Saturday, August 4, 2018

Russians aren’t Just Angry at Regime: They’re Viewing It in a Whole New Way, Shelin Says


Paul Goble

            Staunton, August 4 – The Russian government’s plans to raise the age at which people can take a pension has only accelerated a broader change in the relationship between the population and the regime, Sergey Shelin says. Russians are ever less willing to accept government propaganda and are “losing interest in the triumphs of the leadership.”

According to the latest bulletin of the Bank of Russia, Russians now believe that inflation is more than three times what the government says, that unemployment is higher and that the regime is not doing anything to prevent further increases in the price of gas and other basic goods (cbr.ru/Collection/Collection/File/7394/bulletin_18-05.pdf).

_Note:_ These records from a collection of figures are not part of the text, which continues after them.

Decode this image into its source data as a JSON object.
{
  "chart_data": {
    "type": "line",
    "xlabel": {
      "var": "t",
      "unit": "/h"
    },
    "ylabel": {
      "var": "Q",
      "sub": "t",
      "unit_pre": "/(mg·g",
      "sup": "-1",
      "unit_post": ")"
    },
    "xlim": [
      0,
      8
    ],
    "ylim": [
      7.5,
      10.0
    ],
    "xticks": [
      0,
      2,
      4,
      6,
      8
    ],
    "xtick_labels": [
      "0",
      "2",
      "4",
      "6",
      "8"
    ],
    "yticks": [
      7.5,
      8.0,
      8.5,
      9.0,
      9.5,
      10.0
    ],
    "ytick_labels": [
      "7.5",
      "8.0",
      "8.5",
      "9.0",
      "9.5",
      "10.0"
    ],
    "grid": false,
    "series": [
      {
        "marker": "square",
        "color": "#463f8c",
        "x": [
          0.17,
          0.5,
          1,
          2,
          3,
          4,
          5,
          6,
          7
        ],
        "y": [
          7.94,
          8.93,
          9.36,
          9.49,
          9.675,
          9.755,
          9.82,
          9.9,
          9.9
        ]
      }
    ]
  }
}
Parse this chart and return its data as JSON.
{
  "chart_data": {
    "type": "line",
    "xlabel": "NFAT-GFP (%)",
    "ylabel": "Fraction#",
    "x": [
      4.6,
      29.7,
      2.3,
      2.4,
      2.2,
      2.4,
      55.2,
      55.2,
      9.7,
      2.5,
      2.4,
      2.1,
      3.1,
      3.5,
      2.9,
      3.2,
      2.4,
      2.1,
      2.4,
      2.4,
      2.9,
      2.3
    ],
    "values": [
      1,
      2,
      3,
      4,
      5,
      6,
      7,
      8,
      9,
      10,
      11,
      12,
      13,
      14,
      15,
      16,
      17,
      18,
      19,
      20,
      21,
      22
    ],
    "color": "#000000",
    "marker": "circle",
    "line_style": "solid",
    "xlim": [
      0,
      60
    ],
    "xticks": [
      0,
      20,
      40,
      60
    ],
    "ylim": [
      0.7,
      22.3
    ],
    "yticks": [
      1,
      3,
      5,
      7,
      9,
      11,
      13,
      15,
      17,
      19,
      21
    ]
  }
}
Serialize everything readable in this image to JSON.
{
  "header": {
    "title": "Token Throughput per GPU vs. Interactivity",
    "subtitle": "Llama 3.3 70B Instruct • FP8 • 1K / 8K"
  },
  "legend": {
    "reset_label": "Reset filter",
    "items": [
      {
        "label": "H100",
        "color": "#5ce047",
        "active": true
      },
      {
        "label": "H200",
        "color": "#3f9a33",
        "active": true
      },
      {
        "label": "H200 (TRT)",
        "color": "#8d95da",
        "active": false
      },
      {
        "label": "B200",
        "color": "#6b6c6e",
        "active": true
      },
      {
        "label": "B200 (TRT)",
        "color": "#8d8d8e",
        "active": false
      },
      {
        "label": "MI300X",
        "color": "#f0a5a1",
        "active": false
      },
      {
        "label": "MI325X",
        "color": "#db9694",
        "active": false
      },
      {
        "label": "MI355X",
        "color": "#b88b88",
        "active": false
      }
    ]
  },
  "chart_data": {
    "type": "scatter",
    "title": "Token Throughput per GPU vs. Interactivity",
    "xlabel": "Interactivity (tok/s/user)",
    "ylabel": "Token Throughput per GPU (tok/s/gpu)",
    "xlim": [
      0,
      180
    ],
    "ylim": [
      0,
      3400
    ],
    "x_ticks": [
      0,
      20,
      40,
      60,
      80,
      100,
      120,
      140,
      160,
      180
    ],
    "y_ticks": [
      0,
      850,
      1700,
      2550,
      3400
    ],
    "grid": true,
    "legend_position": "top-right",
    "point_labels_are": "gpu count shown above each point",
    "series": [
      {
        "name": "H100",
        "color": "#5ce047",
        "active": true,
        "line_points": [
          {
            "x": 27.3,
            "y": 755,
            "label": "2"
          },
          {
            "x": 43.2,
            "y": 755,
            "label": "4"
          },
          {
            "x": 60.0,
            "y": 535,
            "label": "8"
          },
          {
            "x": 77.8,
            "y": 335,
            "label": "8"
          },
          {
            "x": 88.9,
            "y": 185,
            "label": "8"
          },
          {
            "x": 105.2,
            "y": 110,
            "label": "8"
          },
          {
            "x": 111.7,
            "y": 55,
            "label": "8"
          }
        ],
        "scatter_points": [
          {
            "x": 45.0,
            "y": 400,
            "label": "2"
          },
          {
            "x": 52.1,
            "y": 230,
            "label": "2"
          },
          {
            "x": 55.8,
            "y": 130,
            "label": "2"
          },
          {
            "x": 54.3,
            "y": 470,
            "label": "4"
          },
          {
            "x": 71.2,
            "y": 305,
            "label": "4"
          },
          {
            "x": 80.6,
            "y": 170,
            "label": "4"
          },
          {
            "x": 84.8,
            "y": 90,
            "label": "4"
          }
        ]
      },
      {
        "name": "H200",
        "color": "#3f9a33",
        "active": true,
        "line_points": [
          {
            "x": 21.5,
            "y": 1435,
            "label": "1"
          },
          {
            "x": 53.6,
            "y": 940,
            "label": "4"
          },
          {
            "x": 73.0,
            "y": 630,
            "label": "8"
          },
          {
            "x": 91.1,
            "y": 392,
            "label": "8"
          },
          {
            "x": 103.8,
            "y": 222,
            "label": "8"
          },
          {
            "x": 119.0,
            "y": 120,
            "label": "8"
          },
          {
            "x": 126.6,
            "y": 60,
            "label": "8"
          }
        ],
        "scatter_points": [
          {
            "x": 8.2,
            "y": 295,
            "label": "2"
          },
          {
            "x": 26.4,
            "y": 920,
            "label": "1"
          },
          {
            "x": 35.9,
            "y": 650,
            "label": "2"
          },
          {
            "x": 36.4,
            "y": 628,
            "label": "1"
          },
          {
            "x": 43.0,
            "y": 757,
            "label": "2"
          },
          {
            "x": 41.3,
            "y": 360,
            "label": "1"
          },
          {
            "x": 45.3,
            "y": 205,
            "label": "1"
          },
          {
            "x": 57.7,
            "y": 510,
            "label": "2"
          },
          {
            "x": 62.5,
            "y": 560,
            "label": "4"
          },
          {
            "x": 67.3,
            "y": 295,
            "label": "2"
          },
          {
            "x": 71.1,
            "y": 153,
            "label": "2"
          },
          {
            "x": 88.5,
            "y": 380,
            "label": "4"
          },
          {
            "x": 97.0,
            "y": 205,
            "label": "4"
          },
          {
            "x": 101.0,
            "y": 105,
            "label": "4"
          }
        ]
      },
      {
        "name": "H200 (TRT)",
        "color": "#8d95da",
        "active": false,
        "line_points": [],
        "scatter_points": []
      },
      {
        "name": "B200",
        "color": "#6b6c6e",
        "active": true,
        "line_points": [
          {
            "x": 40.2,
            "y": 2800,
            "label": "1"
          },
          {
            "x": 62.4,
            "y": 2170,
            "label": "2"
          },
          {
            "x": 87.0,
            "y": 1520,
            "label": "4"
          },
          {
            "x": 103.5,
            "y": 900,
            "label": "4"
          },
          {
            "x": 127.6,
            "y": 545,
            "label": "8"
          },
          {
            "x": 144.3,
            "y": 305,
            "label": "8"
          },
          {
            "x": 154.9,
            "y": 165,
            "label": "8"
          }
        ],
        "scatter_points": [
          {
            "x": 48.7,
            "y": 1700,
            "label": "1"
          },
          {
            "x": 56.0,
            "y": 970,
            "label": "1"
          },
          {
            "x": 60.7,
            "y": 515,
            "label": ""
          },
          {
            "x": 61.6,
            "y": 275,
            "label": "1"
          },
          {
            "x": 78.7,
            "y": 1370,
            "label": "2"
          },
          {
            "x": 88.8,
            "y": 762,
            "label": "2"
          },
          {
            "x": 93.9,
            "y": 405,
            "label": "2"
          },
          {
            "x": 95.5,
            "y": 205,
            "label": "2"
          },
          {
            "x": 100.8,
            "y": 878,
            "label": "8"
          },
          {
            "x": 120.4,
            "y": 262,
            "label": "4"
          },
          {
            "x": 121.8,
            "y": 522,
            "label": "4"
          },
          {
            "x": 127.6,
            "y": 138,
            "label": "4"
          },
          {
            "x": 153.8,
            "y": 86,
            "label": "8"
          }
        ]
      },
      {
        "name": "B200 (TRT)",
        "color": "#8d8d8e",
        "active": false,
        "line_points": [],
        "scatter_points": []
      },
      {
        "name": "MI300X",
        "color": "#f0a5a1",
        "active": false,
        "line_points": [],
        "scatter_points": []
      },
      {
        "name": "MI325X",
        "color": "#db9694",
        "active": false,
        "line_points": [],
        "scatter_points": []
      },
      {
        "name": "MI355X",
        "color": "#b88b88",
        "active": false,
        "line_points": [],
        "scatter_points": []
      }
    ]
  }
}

That is evidence of more than a spillover in Russian anger about pensions onto other issues, the Rosbalt commentator says; it is an indication that the unquestioning popular support  the Putin regime has been counting on has slipped away and most likely will not return anytime soon (rosbalt.ru/blogs/2018/07/31/1721214.html).

Perhaps even more significant for the future, Shelin continues, is that while Russians still believe that Vladimir Putin won a victory over Donald Trump at the Helsinki Summit, they have not given Putin the kind of boost in ratings that such assessments would have led them to in the past.

Russians are “filtering events in a new way,” he says. “Ever actions which they completely back – the World Cup or this summit – today already are doing nothing to reduce popular skepticism about immediate issues of everyday life.   This is a big disappointment for the bosses which since Crimea has been accustomed to a different response.”

The bosses are likely to be even more disappointed in how the population is responding to its declarations and promises.  In contrast to a year or two ago, now 30 to 40 percent of Russians are critical of these thing or express pessimism about the possibility that what the leaders are saying is true or possible. Young people are especially critical.

And all these things mean, Shelin says, that “the very picture of life which the bosses draw passes by the consciousness of their subjects” without the latter accepting it. Instead, they have formed their own view on what reality now is – and that view is increasingly pessimistic and critical.

This doesn’t mean that there is going to be an upsurge in protests anytime soon. No one knows. But the relationship between the powers that be and the people has changed. “The people are not simply angry: anger can weaken. They are looking up with different eyes; and this will be very difficult [for those on top] to change.”